V. Evison, 'Glass Vessels in England, AD 400-1100', in J. Price (ed.), Glass in Britain and Ireland AD 30-1100, British Museum Occasional Paper 127, London, 2000, pp. 65, 74, group 35.4.
W. Stephens, Early Medieval Glass Vessels Found in Kent, BAR British Series 424, Oxford, 2006, pp. 56-57, no. 3.

Claw-beakers are rare and remarkable survivals from the Anglo-Saxon period in England, and Merovingian and Frankish periods on the continent. During the late 5th to 7th Century A.D. glass was a luxury although the quality, quantity and variety of the vessels produced were much less than at the end of the Roman Empire. Claw-beakers are the dramatic exceptions, where the hollow claws would have filled with liquid as the drink was poured in. They probably developed from high-class late Roman vessels like the famous Mucking claw-beaker in the British Museum dated to the late 4th or early 5th century A.D., which was already over 100 years old when it was included in a burial in the Saxon Cemetery 2 at Mucking in Essex (D.B. Harden et al., Glass of the Caesars, Milan, 1987, pp. 257-8, no. 146).

Claw-beakers were made with the hollow 'claws' being applied to the body individually as hot blobs of glass, blown and immediately hooked downwards with the bottom tip reattached lower down the body before the next claw was formed.
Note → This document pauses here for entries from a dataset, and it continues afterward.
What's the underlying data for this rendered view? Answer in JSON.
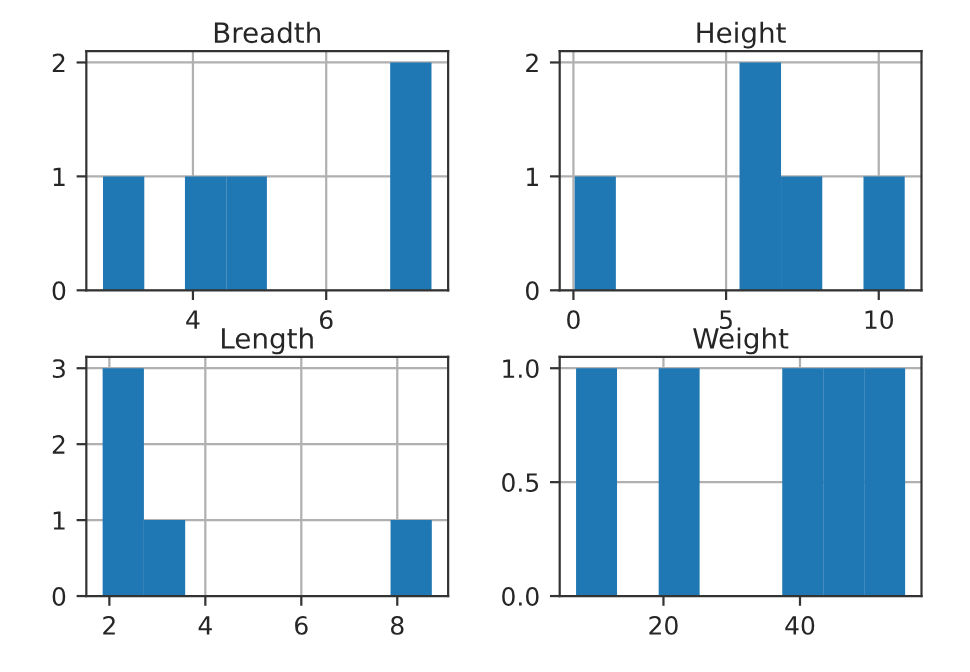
{
  "chart_data": [
    {
      "type": "histogram",
      "title": "Breadth",
      "bins": [
        2.65,
        3.27,
        3.88,
        4.5,
        5.11,
        6.96,
        7.58
      ],
      "series": [
        {
          "color": "#1f77b4",
          "values": [
            1,
            0,
            1,
            1,
            0,
            2
          ]
        }
      ],
      "xlim": [
        2.4,
        7.83
      ],
      "ylim": [
        0,
        2.1
      ],
      "xticks": [
        4,
        6
      ],
      "yticks": [
        0,
        1,
        2
      ],
      "grid": true
    },
    {
      "type": "histogram",
      "title": "Height",
      "bins": [
        0.04,
        1.39,
        2.74,
        4.09,
        5.44,
        6.8,
        8.15,
        9.5,
        10.85
      ],
      "series": [
        {
          "color": "#1f77b4",
          "values": [
            1,
            0,
            0,
            0,
            2,
            1,
            0,
            1
          ]
        }
      ],
      "xlim": [
        -0.45,
        11.4
      ],
      "ylim": [
        0,
        2.1
      ],
      "xticks": [
        0,
        5,
        10
      ],
      "yticks": [
        0,
        1,
        2
      ],
      "grid": true
    },
    {
      "type": "histogram",
      "title": "Length",
      "bins": [
        1.86,
        2.72,
        3.58,
        4.43,
        5.29,
        6.15,
        7.01,
        7.86,
        8.72
      ],
      "series": [
        {
          "color": "#1f77b4",
          "values": [
            3,
            1,
            0,
            0,
            0,
            0,
            0,
            1
          ]
        }
      ],
      "xlim": [
        1.52,
        9.06
      ],
      "ylim": [
        0,
        3.15
      ],
      "xticks": [
        2,
        4,
        6,
        8
      ],
      "yticks": [
        0,
        1,
        2,
        3
      ],
      "grid": true
    },
    {
      "type": "histogram",
      "title": "Weight",
      "bins": [
        7.2,
        13.2,
        19.3,
        25.3,
        37.4,
        43.4,
        49.4,
        55.4
      ],
      "series": [
        {
          "color": "#1f77b4",
          "values": [
            1,
            0,
            1,
            0,
            1,
            1,
            1
          ]
        }
      ],
      "xlim": [
        4.8,
        57.8
      ],
      "ylim": [
        0,
        1.05
      ],
      "xticks": [
        20,
        40
      ],
      "yticks": [
        {
          "value": 0,
          "label": "0.0"
        },
        {
          "value": 0.5,
          "label": "0.5"
        },
        {
          "value": 1,
          "label": "1.0"
        }
      ],
      "grid": true
    }
  ]
}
After all the claws had been applied, the vessel would have been attached to a pontil so that the rim could be fashioned.
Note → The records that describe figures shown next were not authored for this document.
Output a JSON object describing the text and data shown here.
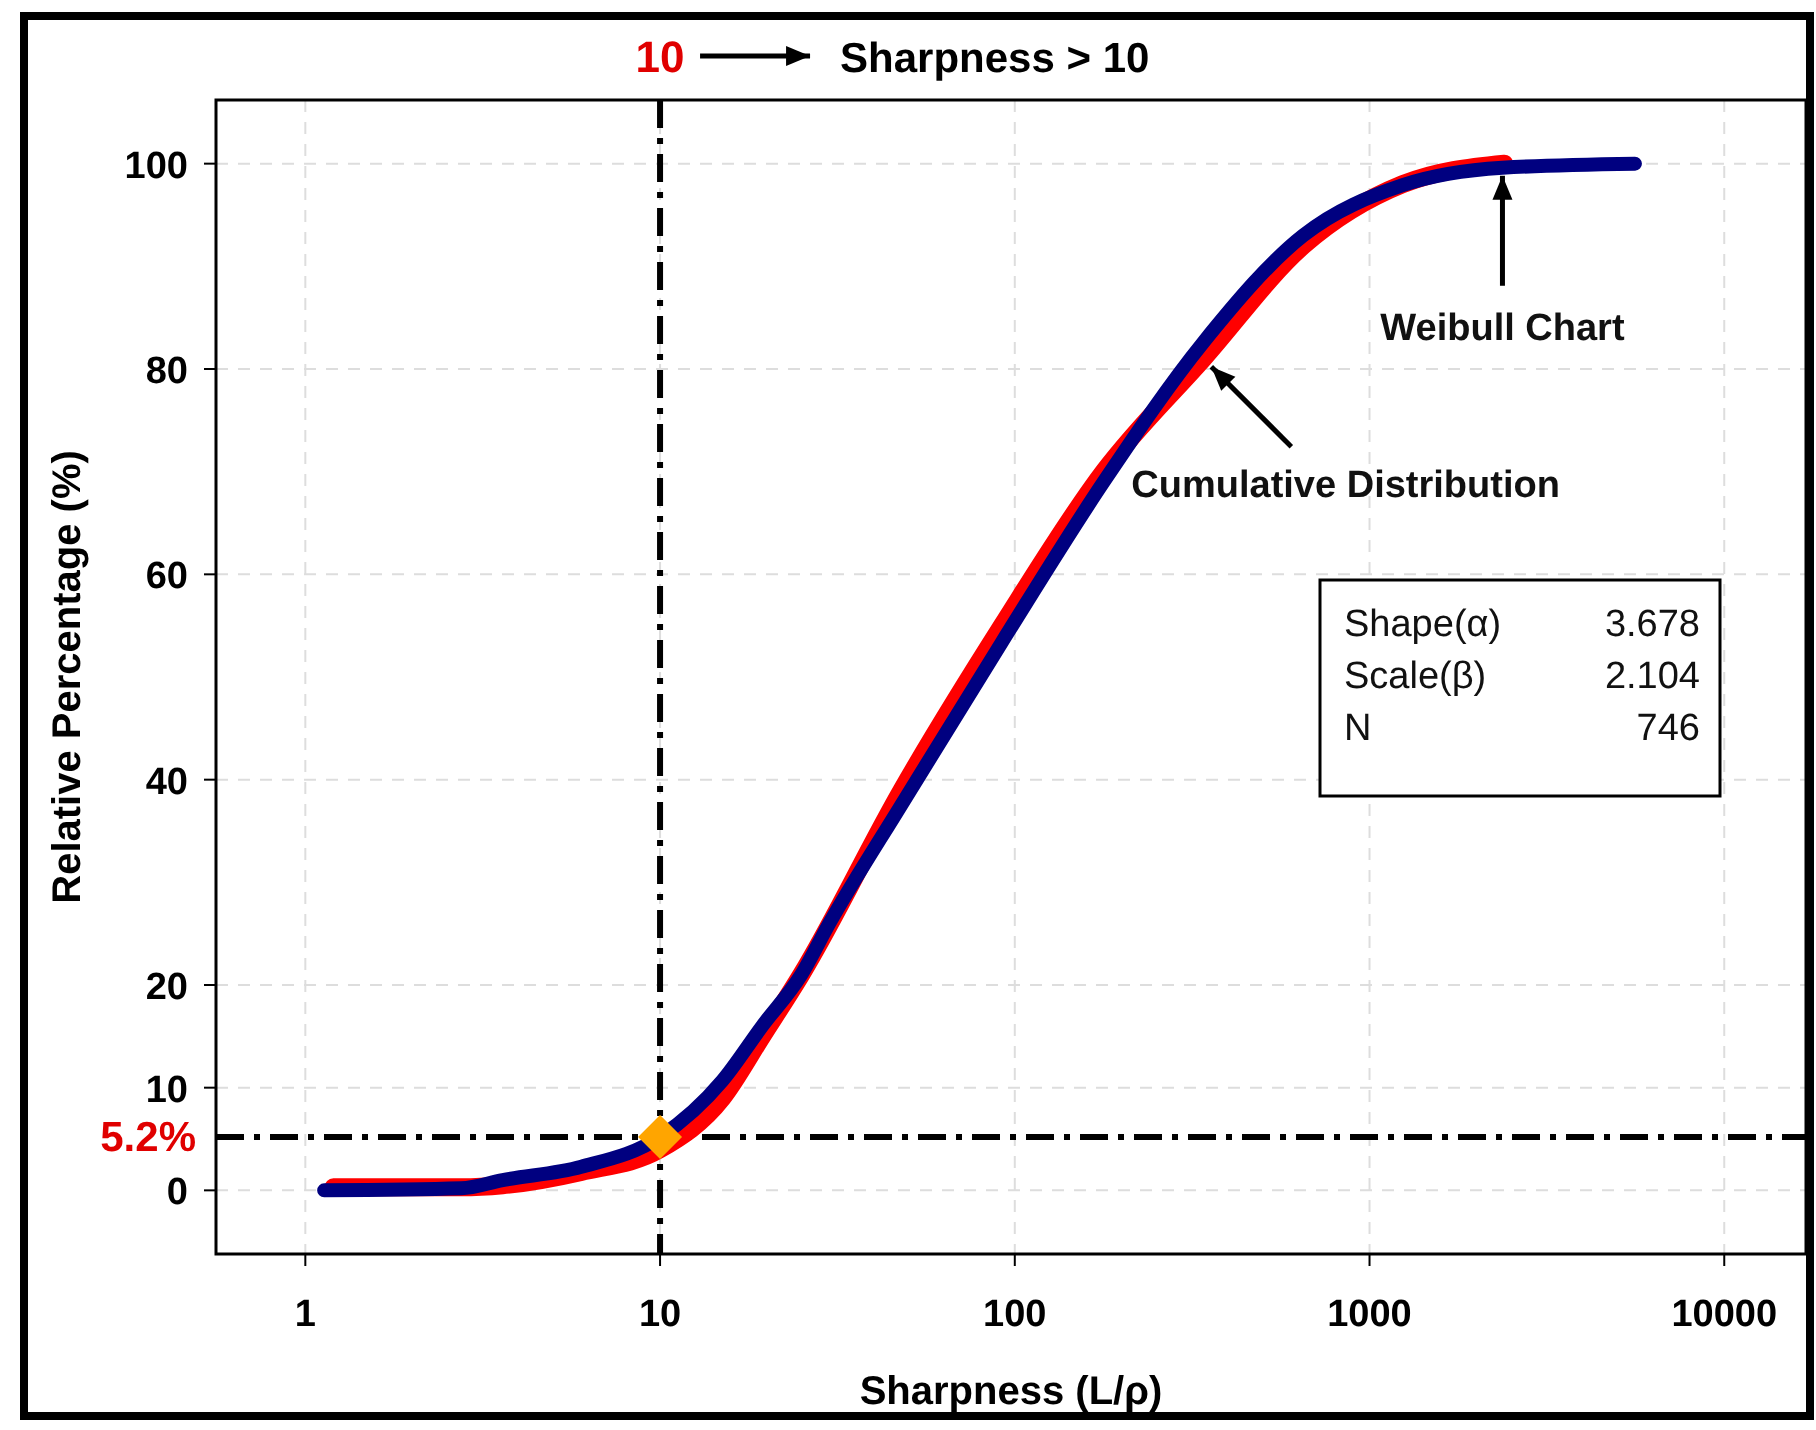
{
  "chart_data": {
    "type": "line",
    "xlabel": "Sharpness (L/ρ)",
    "ylabel": "Relative Percentage (%)",
    "log": "x",
    "xlim": [
      0.56,
      17000
    ],
    "xticks": [
      1,
      10,
      100,
      1000,
      10000
    ],
    "ylim": [
      -6.2,
      106.2
    ],
    "yticks": [
      0,
      10,
      20,
      40,
      60,
      80,
      100
    ],
    "grid": true,
    "series": [
      {
        "name": "Cumulative Distribution",
        "color": "#ff0000",
        "x": [
          1.2,
          2.75,
          3.6,
          6,
          10,
          15,
          19.4,
          25,
          48,
          92,
          178,
          340,
          650,
          1240,
          2400
        ],
        "values": [
          0.3,
          0.3,
          0.5,
          1.8,
          4,
          9,
          15,
          21,
          39,
          55,
          70,
          81,
          92,
          98,
          100
        ]
      },
      {
        "name": "Weibull Chart",
        "color": "#000080",
        "x": [
          1.13,
          2.75,
          3.6,
          6,
          10,
          15,
          19.4,
          25,
          30,
          48,
          92,
          178,
          340,
          650,
          1240,
          2370,
          5600
        ],
        "values": [
          0,
          0.2,
          1,
          2.3,
          5.2,
          10.7,
          16,
          21,
          26,
          37.6,
          53.4,
          69,
          82.6,
          93,
          97.9,
          99.6,
          100
        ]
      },
      {
        "type": "scatter",
        "marker": "diamond",
        "color": "#ffa500",
        "x": [
          10
        ],
        "values": [
          5.2
        ]
      }
    ],
    "ref_lines": [
      {
        "axis": "x",
        "value": 10,
        "label": "10",
        "line_style": "dashed"
      },
      {
        "axis": "y",
        "value": 5.2,
        "label": "5.2%",
        "line_style": "dashed"
      }
    ],
    "annotations": [
      "Sharpness > 10",
      "Shape(α) 3.678",
      "Scale(β) 2.104",
      "N 746"
    ]
  }
}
Anglo-Saxon claw-beakers were the subject of an in-depth analysis by Vera Evison ('Anglo-Saxon Glass Claw-Beakers', Archaeologia CVII, 1982, pp. 43-76) following on from the first major study of Anglo-Saxon and early medieval glass by Donald Harden ('Glass Vessels in Britain and Ireland, A.D. 400-1000', in D.B. Harden (ed.), Dark Age Britain, Studies Presented to E.T. Leeds, London, 1956, pp. 132-67). This latter publication was expanded upon more recently in J. Price (ed.), Glass in Britain and Ireland AD 350-1100, British Museum Occasional Paper no. 127, London, 2000, which includes a further article by Evison on 'Glass Vessels in England AD 400-1100'.
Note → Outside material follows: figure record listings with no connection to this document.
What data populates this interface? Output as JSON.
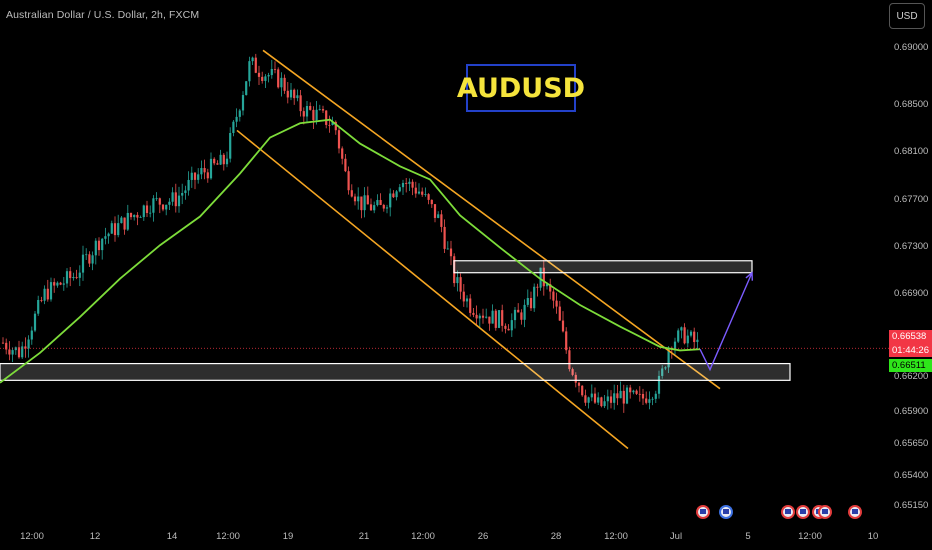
{
  "header": {
    "title": "Australian Dollar / U.S. Dollar, 2h, FXCM"
  },
  "currency_button": "USD",
  "badge": "AUDUSD",
  "price_labels": {
    "last": "0.66538",
    "countdown": "01:44:26",
    "ma": "0.66511",
    "colors": {
      "last": "#f23645",
      "ma": "#2ee61a"
    }
  },
  "colors": {
    "background": "#000000",
    "bull": "#26a69a",
    "bear": "#ef5350",
    "ma_line": "#7ddc3a",
    "channel": "#f5a623",
    "zone_border": "#ffffff",
    "projection": "#7b5cff",
    "badge_text": "#f5e43c",
    "badge_border": "#2341c9"
  },
  "icons": [
    "us-flag-icon",
    "au-flag-icon",
    "us-flag-icon",
    "us-flag-icon",
    "us-flag-icon",
    "us-flag-icon",
    "us-flag-icon"
  ],
  "chart_data": {
    "type": "candlestick",
    "title": "Australian Dollar / U.S. Dollar, 2h, FXCM",
    "ylim": [
      0.6506,
      0.692
    ],
    "y_ticks": [
      "0.69000",
      "0.68500",
      "0.68100",
      "0.67700",
      "0.67300",
      "0.66900",
      "0.66200",
      "0.65900",
      "0.65650",
      "0.65400",
      "0.65150"
    ],
    "x_ticks": [
      "12:00",
      "12",
      "14",
      "12:00",
      "19",
      "21",
      "12:00",
      "26",
      "28",
      "12:00",
      "Jul",
      "5",
      "12:00",
      "10"
    ],
    "path_points": [
      [
        0,
        0.666
      ],
      [
        20,
        0.665
      ],
      [
        45,
        0.67
      ],
      [
        75,
        0.6715
      ],
      [
        100,
        0.6745
      ],
      [
        125,
        0.676
      ],
      [
        150,
        0.6775
      ],
      [
        175,
        0.6778
      ],
      [
        200,
        0.68
      ],
      [
        225,
        0.681
      ],
      [
        240,
        0.686
      ],
      [
        250,
        0.6892
      ],
      [
        262,
        0.6885
      ],
      [
        280,
        0.6878
      ],
      [
        300,
        0.6855
      ],
      [
        320,
        0.6848
      ],
      [
        335,
        0.684
      ],
      [
        345,
        0.68
      ],
      [
        360,
        0.6775
      ],
      [
        380,
        0.677
      ],
      [
        400,
        0.6795
      ],
      [
        420,
        0.6785
      ],
      [
        440,
        0.676
      ],
      [
        455,
        0.671
      ],
      [
        470,
        0.669
      ],
      [
        490,
        0.668
      ],
      [
        510,
        0.6675
      ],
      [
        530,
        0.669
      ],
      [
        540,
        0.6715
      ],
      [
        555,
        0.669
      ],
      [
        570,
        0.664
      ],
      [
        585,
        0.6615
      ],
      [
        600,
        0.6605
      ],
      [
        620,
        0.6615
      ],
      [
        640,
        0.661
      ],
      [
        660,
        0.6625
      ],
      [
        670,
        0.666
      ],
      [
        685,
        0.6665
      ],
      [
        700,
        0.6655
      ]
    ],
    "ma": [
      [
        0,
        0.6625
      ],
      [
        40,
        0.665
      ],
      [
        80,
        0.668
      ],
      [
        120,
        0.6712
      ],
      [
        160,
        0.674
      ],
      [
        200,
        0.6764
      ],
      [
        240,
        0.68
      ],
      [
        270,
        0.683
      ],
      [
        300,
        0.6842
      ],
      [
        330,
        0.6845
      ],
      [
        360,
        0.6825
      ],
      [
        400,
        0.6806
      ],
      [
        430,
        0.6795
      ],
      [
        460,
        0.6765
      ],
      [
        500,
        0.6738
      ],
      [
        540,
        0.6712
      ],
      [
        580,
        0.669
      ],
      [
        620,
        0.6672
      ],
      [
        660,
        0.6655
      ],
      [
        680,
        0.6652
      ],
      [
        700,
        0.6653
      ]
    ],
    "channel_upper": [
      [
        263,
        0.6903
      ],
      [
        720,
        0.662
      ]
    ],
    "channel_lower": [
      [
        237,
        0.6836
      ],
      [
        628,
        0.657
      ]
    ],
    "zones": [
      {
        "x0": 454,
        "x1": 752,
        "y_top": 0.6727,
        "y_bot": 0.6717
      },
      {
        "x0": 0,
        "x1": 790,
        "y_top": 0.6641,
        "y_bot": 0.6627
      }
    ],
    "projection": [
      [
        700,
        0.6653
      ],
      [
        710,
        0.6636
      ],
      [
        752,
        0.6717
      ]
    ],
    "last_price": 0.66538,
    "ma_price": 0.66511,
    "grid": false,
    "legend": "none"
  }
}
In her 1982 study Evison listed 55 Anglo-Saxon claw-beakers, which she divided into five main groups. This claw beaker belongs to her 'Claw-Beaker Type 3b', a shorter version of and contemporary with her Type 3a claw-beaker, but also with a more conical body. Based on the distribution of finds it is believed that they were most probably made in south eastern England in the later 6th or 7th century, rather than on the continent (Evison 2000, pp. 65, 75). Although this claw-beaker was not included in the 1982 numbered list (it had been compiled in the 1970s), it was mentioned as a recent find.